Metropolitan News-Enterprise

 

Monday, November 18, 2019

 

Page 3

 

Court of Appeal:

Judges Have Inherent Authority to Decide What ‘Proper Notice’ Is

Opinion Says Trial Courts May Allow Oral Announcement of Defendant Withdrawing Time Waiver Or May Require That Notice Be Provided in Writing

 

By a MetNews Staff Writer

 

A statute requiring that “proper” notice be given by a criminal defendant before withdrawing a time waiver in open court and does not define “proper” vests discretion in the trial judge to allow oral notice or require that writing be served and filed, the First District Court of Appeal has held.

Justice Jon Streeter of Div.

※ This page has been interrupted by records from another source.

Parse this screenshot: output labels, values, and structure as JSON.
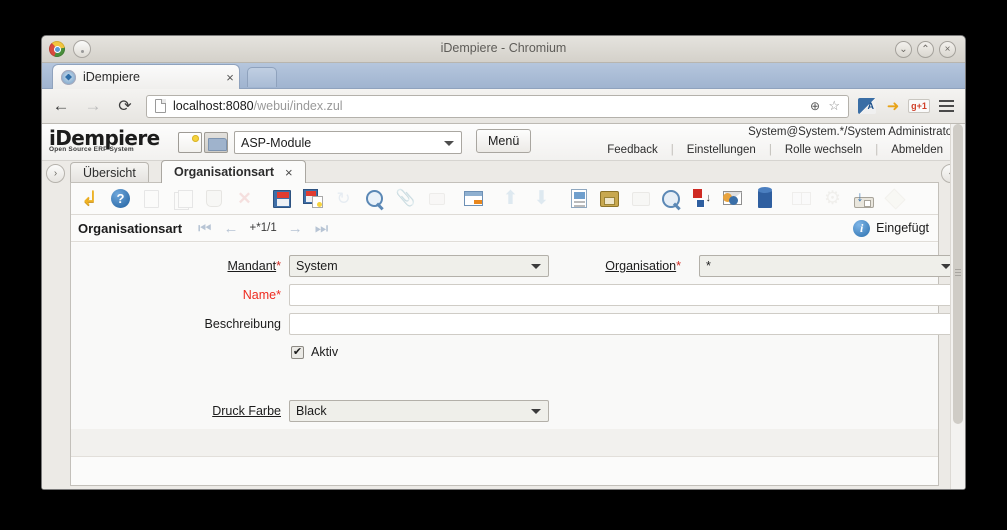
{
  "browser": {
    "window_title": "iDempiere - Chromium",
    "tab_title": "iDempiere",
    "tab_close": "×",
    "url_host": "localhost:8080",
    "url_path": "/webui/index.zul",
    "back_arrow": "←",
    "forward_arrow": "→",
    "reload_glyph": "⟳",
    "zoom_glyph": "⊕",
    "star_glyph": "☆",
    "minimize_glyph": "⌄",
    "maximize_glyph": "⌃",
    "close_glyph": "×",
    "ext_translate_label": "A",
    "ext_mobile_glyph": "➜",
    "ext_gplus_label": "g+1"
  },
  "app": {
    "logo_main": "iDempiere",
    "logo_sub": "Open Source  ERP System",
    "asp_select_value": "ASP-Module",
    "menu_button": "Menü",
    "user_info": "System@System.*/System Administrator",
    "user_links": [
      "Feedback",
      "Einstellungen",
      "Rolle wechseln",
      "Abmelden"
    ],
    "left_collapse_glyph": "›",
    "right_collapse_glyph": "‹"
  },
  "window_tabs": [
    {
      "label": "Übersicht",
      "active": false
    },
    {
      "label": "Organisationsart",
      "active": true,
      "close": "×"
    }
  ],
  "toolbar": {
    "items": [
      {
        "name": "undo-button",
        "icon": "undo-icon",
        "enabled": true
      },
      {
        "name": "help-button",
        "icon": "help-icon",
        "enabled": true
      },
      {
        "name": "new-record-button",
        "icon": "new-document-icon",
        "enabled": false
      },
      {
        "name": "copy-record-button",
        "icon": "copy-documents-icon",
        "enabled": false
      },
      {
        "name": "delete-record-button",
        "icon": "trash-icon",
        "enabled": false
      },
      {
        "name": "delete-selection-button",
        "icon": "red-x-icon",
        "enabled": false
      },
      {
        "name": "save-button",
        "icon": "save-icon",
        "enabled": true
      },
      {
        "name": "save-create-new-button",
        "icon": "save-new-icon",
        "enabled": true
      },
      {
        "name": "refresh-button",
        "icon": "refresh-icon",
        "enabled": false
      },
      {
        "name": "find-button",
        "icon": "magnifier-icon",
        "enabled": true
      },
      {
        "name": "attachment-button",
        "icon": "paperclip-icon",
        "enabled": false
      },
      {
        "name": "chat-button",
        "icon": "chat-bubble-icon",
        "enabled": false
      },
      {
        "name": "grid-toggle-button",
        "icon": "grid-table-icon",
        "enabled": true
      },
      {
        "name": "parent-record-button",
        "icon": "arrow-up-icon",
        "enabled": false
      },
      {
        "name": "detail-record-button",
        "icon": "arrow-down-icon",
        "enabled": false
      },
      {
        "name": "report-button",
        "icon": "report-icon",
        "enabled": true
      },
      {
        "name": "archive-button",
        "icon": "archive-drawer-icon",
        "enabled": true
      },
      {
        "name": "print-button",
        "icon": "printer-icon",
        "enabled": false
      },
      {
        "name": "zoom-across-button",
        "icon": "zoom-back-icon",
        "enabled": true
      },
      {
        "name": "export-button",
        "icon": "export-icon",
        "enabled": true
      },
      {
        "name": "request-button",
        "icon": "contact-envelope-icon",
        "enabled": true
      },
      {
        "name": "product-info-button",
        "icon": "cube-icon",
        "enabled": true
      },
      {
        "name": "view-layout-button",
        "icon": "panels-icon",
        "enabled": false
      },
      {
        "name": "preference-button",
        "icon": "gear-icon",
        "enabled": false
      },
      {
        "name": "process-button",
        "icon": "drive-import-icon",
        "enabled": true
      },
      {
        "name": "post-it-button",
        "icon": "flag-icon",
        "enabled": false
      }
    ]
  },
  "record": {
    "title": "Organisationsart",
    "first_glyph": "⏮",
    "prev_glyph": "←",
    "position": "+*1/1",
    "next_glyph": "→",
    "last_glyph": "⏭",
    "status_text": "Eingefügt",
    "status_icon_glyph": "i"
  },
  "form": {
    "fields": [
      {
        "name": "mandant",
        "label": "Mandant",
        "required_mark": "*",
        "type": "select",
        "value": "System",
        "state": "normal"
      },
      {
        "name": "organisation",
        "label": "Organisation",
        "required_mark": "*",
        "type": "select",
        "value": "*",
        "state": "normal"
      },
      {
        "name": "name",
        "label": "Name",
        "required_mark": "*",
        "type": "text",
        "value": "",
        "state": "required-empty"
      },
      {
        "name": "beschreibung",
        "label": "Beschreibung",
        "required_mark": "",
        "type": "text",
        "value": "",
        "state": "normal"
      },
      {
        "name": "aktiv",
        "label": "Aktiv",
        "type": "checkbox",
        "checked": true,
        "check_glyph": "✔"
      },
      {
        "name": "druck-farbe",
        "label": "Druck Farbe",
        "required_mark": "",
        "type": "select",
        "value": "Black",
        "state": "normal"
      }
    ]
  }
}
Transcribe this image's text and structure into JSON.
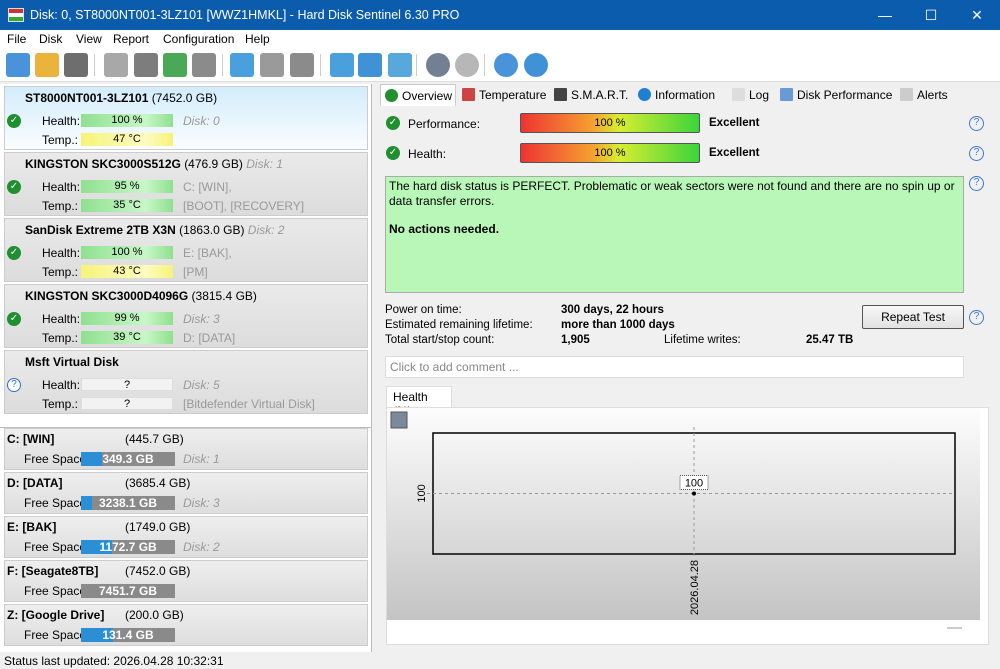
{
  "window": {
    "title": "Disk: 0, ST8000NT001-3LZ101 [WWZ1HMKL]  -  Hard Disk Sentinel 6.30 PRO",
    "minimize": "—",
    "maximize": "☐",
    "close": "✕"
  },
  "menu": [
    "File",
    "Disk",
    "View",
    "Report",
    "Configuration",
    "Help"
  ],
  "toolbar": [
    "refresh-icon",
    "refresh-warning-icon",
    "disk-list-icon",
    "disk-gray-icon",
    "disk-schedule-icon",
    "disk-check-icon",
    "disk-search-icon",
    "network-disk-icon",
    "usb-disk-icon",
    "external-disk-icon",
    "report-icon",
    "email-icon",
    "network-icon",
    "settings-icon",
    "sound-icon",
    "help-icon",
    "info-icon"
  ],
  "disks": [
    {
      "name": "ST8000NT001-3LZ101",
      "size": "(7452.0 GB)",
      "disk_inline": "",
      "status": "ok",
      "health_label": "Health:",
      "health": "100 %",
      "health_color": "g",
      "temp_label": "Temp.:",
      "temp": "47 °C",
      "temp_color": "y",
      "side1": "Disk: 0",
      "side2": "",
      "selected": true
    },
    {
      "name": "KINGSTON SKC3000S512G",
      "size": "(476.9 GB)",
      "disk_inline": "Disk: 1",
      "status": "ok",
      "health_label": "Health:",
      "health": "95 %",
      "health_color": "g",
      "temp_label": "Temp.:",
      "temp": "35 °C",
      "temp_color": "g",
      "side1": "C: [WIN],",
      "side2": "[BOOT],  [RECOVERY]"
    },
    {
      "name": "SanDisk Extreme 2TB X3N",
      "size": "(1863.0 GB)",
      "disk_inline": "Disk: 2",
      "status": "ok",
      "health_label": "Health:",
      "health": "100 %",
      "health_color": "g",
      "temp_label": "Temp.:",
      "temp": "43 °C",
      "temp_color": "y",
      "side1": "E: [BAK],",
      "side2": "[PM]"
    },
    {
      "name": "KINGSTON SKC3000D4096G",
      "size": "(3815.4 GB)",
      "disk_inline": "",
      "status": "ok",
      "health_label": "Health:",
      "health": "99 %",
      "health_color": "g",
      "temp_label": "Temp.:",
      "temp": "39 °C",
      "temp_color": "g",
      "side1": "Disk: 3",
      "side2": "D: [DATA]"
    },
    {
      "name": "Msft    Virtual Disk",
      "size": "",
      "disk_inline": "",
      "status": "unknown",
      "health_label": "Health:",
      "health": "?",
      "health_color": "e",
      "temp_label": "Temp.:",
      "temp": "?",
      "temp_color": "e",
      "side1": "Disk: 5",
      "side2": "[Bitdefender Virtual Disk]"
    }
  ],
  "volumes": [
    {
      "name": "C: [WIN]",
      "size": "(445.7 GB)",
      "free_label": "Free Space",
      "free": "349.3 GB",
      "used_pct": 22,
      "disk": "Disk: 1"
    },
    {
      "name": "D: [DATA]",
      "size": "(3685.4 GB)",
      "free_label": "Free Space",
      "free": "3238.1 GB",
      "used_pct": 12,
      "disk": "Disk: 3"
    },
    {
      "name": "E: [BAK]",
      "size": "(1749.0 GB)",
      "free_label": "Free Space",
      "free": "1172.7 GB",
      "used_pct": 33,
      "disk": "Disk: 2"
    },
    {
      "name": "F: [Seagate8TB]",
      "size": "(7452.0 GB)",
      "free_label": "Free Space",
      "free": "7451.7 GB",
      "used_pct": 0,
      "disk": ""
    },
    {
      "name": "Z: [Google Drive]",
      "size": "(200.0 GB)",
      "free_label": "Free Space",
      "free": "131.4 GB",
      "used_pct": 34,
      "disk": ""
    }
  ],
  "status": "Status last updated: 2026.04.28 10:32:31",
  "tabs": [
    "Overview",
    "Temperature",
    "S.M.A.R.T.",
    "Information",
    "Log",
    "Disk Performance",
    "Alerts"
  ],
  "overview": {
    "performance_label": "Performance:",
    "performance": "100 %",
    "performance_pct": 100,
    "performance_rating": "Excellent",
    "health_label": "Health:",
    "health": "100 %",
    "health_pct": 100,
    "health_rating": "Excellent",
    "message": "The hard disk status is PERFECT. Problematic or weak sectors were not found and there are no spin up or data transfer errors.",
    "message_bold": "No actions needed.",
    "power_on_label": "Power on time:",
    "power_on": "300 days, 22 hours",
    "lifetime_label": "Estimated remaining lifetime:",
    "lifetime": "more than 1000 days",
    "startstop_label": "Total start/stop count:",
    "startstop": "1,905",
    "writes_label": "Lifetime writes:",
    "writes": "25.47 TB",
    "repeat_test": "Repeat Test",
    "comment_placeholder": "Click to add comment ...",
    "chart_tab": "Health (%)"
  },
  "chart_data": {
    "type": "line",
    "title": "Health (%)",
    "x": [
      "2026.04.28"
    ],
    "values": [
      100
    ],
    "y_ticks": [
      "100"
    ],
    "x_ticks": [
      "2026.04.28"
    ],
    "data_labels": [
      "100"
    ],
    "grid": true
  }
}
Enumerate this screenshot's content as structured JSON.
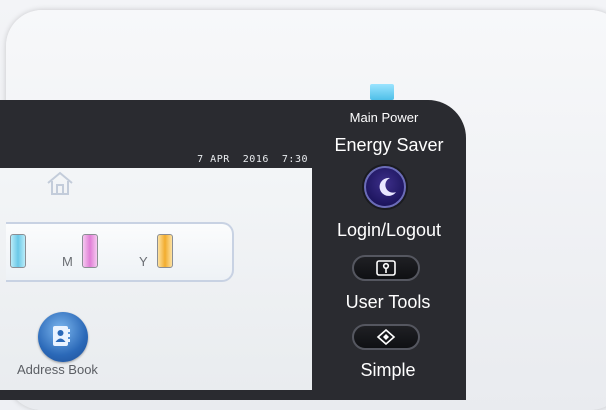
{
  "screen": {
    "datetime": "7 APR  2016  7:30"
  },
  "toner": {
    "labels": [
      "M",
      "Y"
    ],
    "colors": {
      "cyan": "#7fd3ee",
      "magenta": "#e58cdb",
      "yellow": "#f5b83d"
    }
  },
  "apps": {
    "address_book_label": "Address Book",
    "address_book_icon": "address-book-icon",
    "home_icon": "home-icon"
  },
  "side_panel": {
    "main_power_label": "Main Power",
    "energy_saver_label": "Energy Saver",
    "login_logout_label": "Login/Logout",
    "user_tools_label": "User Tools",
    "simple_label": "Simple",
    "indicator_color": "#5cc8ef",
    "icons": [
      "moon-icon",
      "key-icon",
      "diamond-icon"
    ]
  }
}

Four wrote the opinion.

The requirement of giving “proper notice” is contained in Penal Code §1382, which provides:

“If the defendant, after proper notice to all parties, later withdraws, in open court, his or her waiver in the superior court, the defendant shall be brought to trial within 30 days of the date of that withdrawal.”

Defendant Brandon Daws’s lawyer provided oral notice at a pretrial conference in chambers, which Contra Costa Superior Court Judge Judy Johnson declared to be inadequate, mandating that two days’ notice in writing be provided. She set trial on the misdemeanor charges—possession for sale of cannabis, transportation of cannabis, and driving with a suspended license—for 80 days later.

Motion for Dismissal

After 30 days had elapsed, he moved for dismissal on the ground that his speedy trial right had been abridged. The motion was denied and Daws sought a writ in the court’s Appellant Division to establish that the oral notice he gave in court sufficed. Two judges disagreed with him and one agreed.

He petitioned the Court of Appeal which summarily denied the writ petition. The California Supreme Court granted review and remanded with the instruction to issue an order to show cause why relief should not be granted.

“Once again, we shall deny writ relief,” Streeter said in Thursday’s opinion, “this time with an explanation.”

Trial courts, he declared, “have inherent authority to determine by local rule or as a matter of courtroom practice what ‘proper notice’ under section 1382 means, so long as the required notice is consonant with the defendant’s right to a speedy trial under article I, section 15 of the California Constitution and the Sixth Amendment of the United States Constitution, as implemented by section 1382.”

He added:

“We hold that two days’ written notice meets that standard.”

Definition Not Provided

Streeter noted that when the Legislature amended §1382 in 2009 to require that withdrawals of time waivers be made in “open court,” it did not choose to specify what sort of notice was required. He wrote:

“By leaving in place the open-ended requirement of ‘proper notice,’ the Legislature avoided specifying a particular notice rule and left the courts to determine the mode and timing of notice that must precede the announcement of the withdrawal in open court. Whatever policy considerations led the Legislature to enact the language it did, the dispositive consideration is that the language of section 1382, subdivision (a)(3)(A) does not mandate a particular notice rule. Instead, the statute leaves room for the Judicial Council to adopt a state-wide rule defining proper notice, which we would urge it to do to ensure that defendants and their counsel have advance knowledge of the required notice procedure to be followed.”

The jurist continued:

“We need not here attempt to say what the outer boundary of such a rule might be. All we hold is that in the absence of a uniform state-wide rule or a local rule of court, individual trial courts are empowered to determine what is reasonable in light of local practice. It may be accepted practice in some courts for defendants to provide informal notice of their intent to withdraw a time waiver on the same day time is pulled. We do not question the authority of those courts to continue following that approach in the absence of any rule to the contrary, should they deem it most fitting for their local conditions and circumstances.”

He underscored that the state constitutional right to a speedy trial must be observed.

The case is Daws v. Superior Court, 2019 S.O.S. 3567.

Ironically, Johnson was executive director of the State Bar during the years when Streeter was a member of the State Bar Board of Governors. (After her resignation in early 2011, he went on to become 2011-12 State Bar president.)